Jangan takut berbeda juga pesan ketiga Pram. Berbeda bukan berarti membenci. Berbeda pikiran atau ide tidak lantas menolak pertemanan dan mengaburkan relasi sosial. Dalam takaran tertentu, ide dan gagasan Pram menyelaraskan sikap untuk tetap kritis. Hidup yang tidak dikritisi, tidak layak dihidupi.
Pram sangat jernih berpikir dan tidak neko urusan menulis sejarah. Pram menjadi sosok suri teladan dalam urusan mengkritik. Novel-novelnya yang membumi dan mendunia di atas tersebut, menjadi corak pengkisahan sejarah ketertindasan para korban jajahan.

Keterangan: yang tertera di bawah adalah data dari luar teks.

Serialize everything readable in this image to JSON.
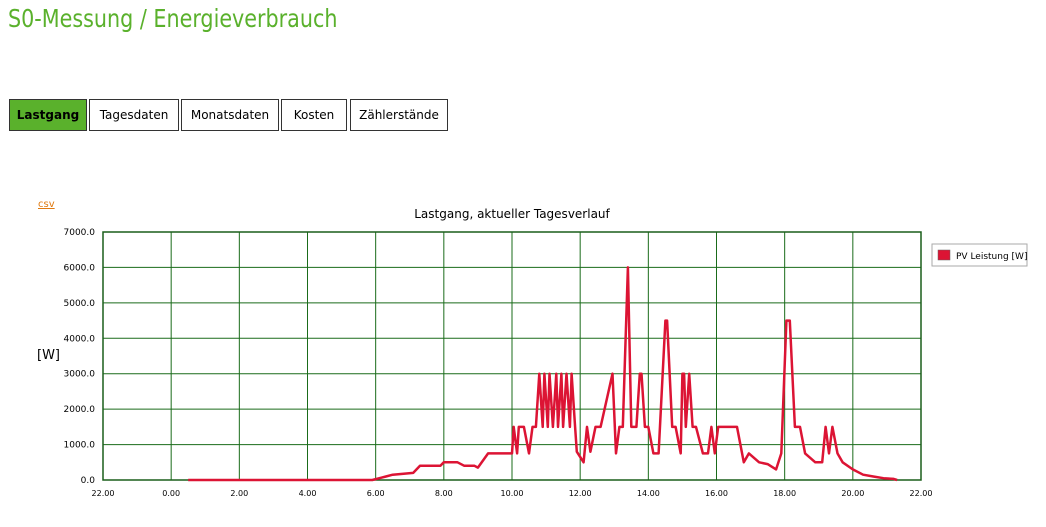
{
  "page": {
    "title": "S0-Messung / Energieverbrauch",
    "accent_color": "#5ab12c",
    "link_color": "#e07a10"
  },
  "tabs": [
    {
      "label": "Lastgang",
      "active": true
    },
    {
      "label": "Tagesdaten",
      "active": false
    },
    {
      "label": "Monatsdaten",
      "active": false
    },
    {
      "label": "Kosten",
      "active": false
    },
    {
      "label": "Zählerstände",
      "active": false
    }
  ],
  "csv_label": "csv",
  "chart_data": {
    "type": "line",
    "title": "Lastgang, aktueller Tagesverlauf",
    "ylabel": "[W]",
    "xlabel": "",
    "ylim": [
      0,
      7000
    ],
    "xlim": [
      -2,
      22
    ],
    "yticks": [
      "0.0",
      "1000.0",
      "2000.0",
      "3000.0",
      "4000.0",
      "5000.0",
      "6000.0",
      "7000.0"
    ],
    "xticks": [
      "22.00",
      "0.00",
      "2.00",
      "4.00",
      "6.00",
      "8.00",
      "10.00",
      "12.00",
      "14.00",
      "16.00",
      "18.00",
      "20.00",
      "22.00"
    ],
    "grid": true,
    "grid_color": "#1a6b1a",
    "legend_position": "right",
    "series": [
      {
        "name": "PV Leistung [W]",
        "color": "#dc1434",
        "x": [
          0.5,
          2,
          4,
          5.9,
          6.3,
          6.5,
          7.1,
          7.3,
          7.9,
          8.0,
          8.4,
          8.6,
          8.9,
          9.0,
          9.3,
          10.0,
          10.05,
          10.15,
          10.2,
          10.35,
          10.5,
          10.6,
          10.7,
          10.8,
          10.9,
          10.95,
          11.05,
          11.1,
          11.2,
          11.3,
          11.35,
          11.45,
          11.5,
          11.6,
          11.7,
          11.75,
          11.85,
          11.9,
          12.1,
          12.2,
          12.3,
          12.45,
          12.5,
          12.6,
          12.95,
          13.05,
          13.15,
          13.25,
          13.4,
          13.5,
          13.65,
          13.75,
          13.8,
          13.9,
          14.0,
          14.15,
          14.3,
          14.5,
          14.55,
          14.7,
          14.8,
          14.95,
          15.0,
          15.05,
          15.1,
          15.2,
          15.3,
          15.4,
          15.6,
          15.75,
          15.85,
          15.95,
          16.05,
          16.15,
          16.6,
          16.7,
          16.8,
          16.95,
          17.25,
          17.5,
          17.75,
          17.9,
          18.05,
          18.15,
          18.3,
          18.45,
          18.6,
          18.9,
          19.1,
          19.2,
          19.3,
          19.4,
          19.55,
          19.7,
          20.0,
          20.3,
          20.6,
          20.9,
          21.2,
          21.3
        ],
        "values": [
          0,
          0,
          0,
          0,
          100,
          150,
          200,
          400,
          400,
          500,
          500,
          400,
          400,
          350,
          750,
          750,
          1500,
          750,
          1500,
          1500,
          750,
          1500,
          1500,
          3000,
          1500,
          3000,
          1500,
          3000,
          1500,
          3000,
          1500,
          3000,
          1500,
          3000,
          1500,
          3000,
          1500,
          800,
          500,
          1500,
          800,
          1500,
          1500,
          1500,
          3000,
          750,
          1500,
          1500,
          6000,
          1500,
          1500,
          3000,
          3000,
          1500,
          1500,
          750,
          750,
          4500,
          4500,
          1500,
          1500,
          750,
          3000,
          3000,
          1500,
          3000,
          1500,
          1500,
          750,
          750,
          1500,
          750,
          1500,
          1500,
          1500,
          1000,
          500,
          750,
          500,
          450,
          300,
          750,
          4500,
          4500,
          1500,
          1500,
          750,
          500,
          500,
          1500,
          750,
          1500,
          750,
          500,
          300,
          150,
          100,
          50,
          30,
          0
        ]
      }
    ]
  }
}
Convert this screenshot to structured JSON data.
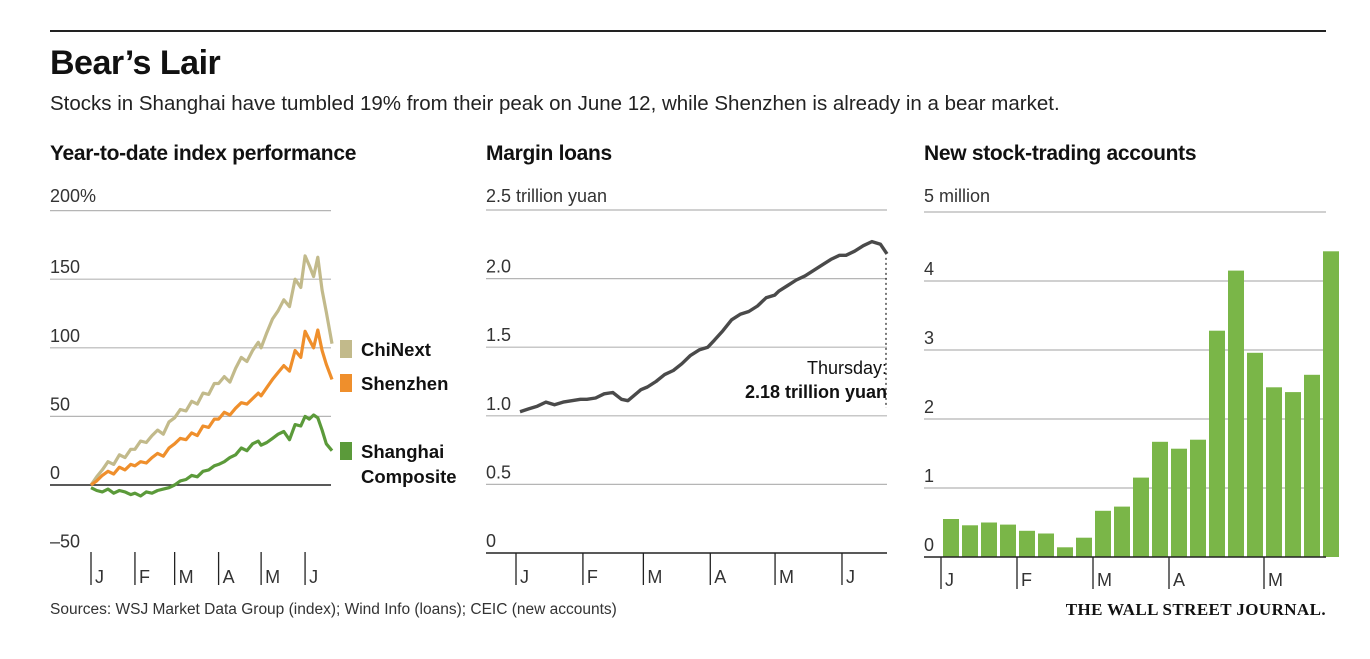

Pram bukan orang suci. Sampai tutup usia, Pram hidup dalam tekanan politik. Namun, Pram konsisten dengan pembelaannya. Ia menulis sejarah untuk membangkitkan memori kolektif masyarakat Indonesia. Singkatnya, Pram tidak takut berbeda politik.
Jelas sikap kritis Pram. Ia berada pada opisisi biner tentang fakta sejarah, kekuasaan, dan kehidupan masyarakat. Menjelang akhir hidupnya, Pram tetap kontra posisi dengan kekuasaan.
Dalam urusan ini, Pram hampir serupa dengan Rene Descartes. Sama-sama mengandalkan akal budi dan nalar kritis. Namun, Pram menjadikan sikap dan pemikirannya sebagai tujuan membantu masyarakat pribumi.
Kisah perjuangan Pram saat diasingkan di Bovendigul, Papua, menjadi cerminan kita. Dari Pram kita belajar mengatakan yang sesungguh mengenai fakta dan data. Itu diandaikan kita serius berjalan bersama akal sehat dan nalar kritis. Akhirnya, berani mengkritisi segala segala sesuatu itu penting. Konsistensi berpikir dan runtutan berlogika tidak boleh disulut oleh berita-berita hoax dan gosip. Belajarlah seperti Pram. Boleh tunduk, tetapi jangan takluk.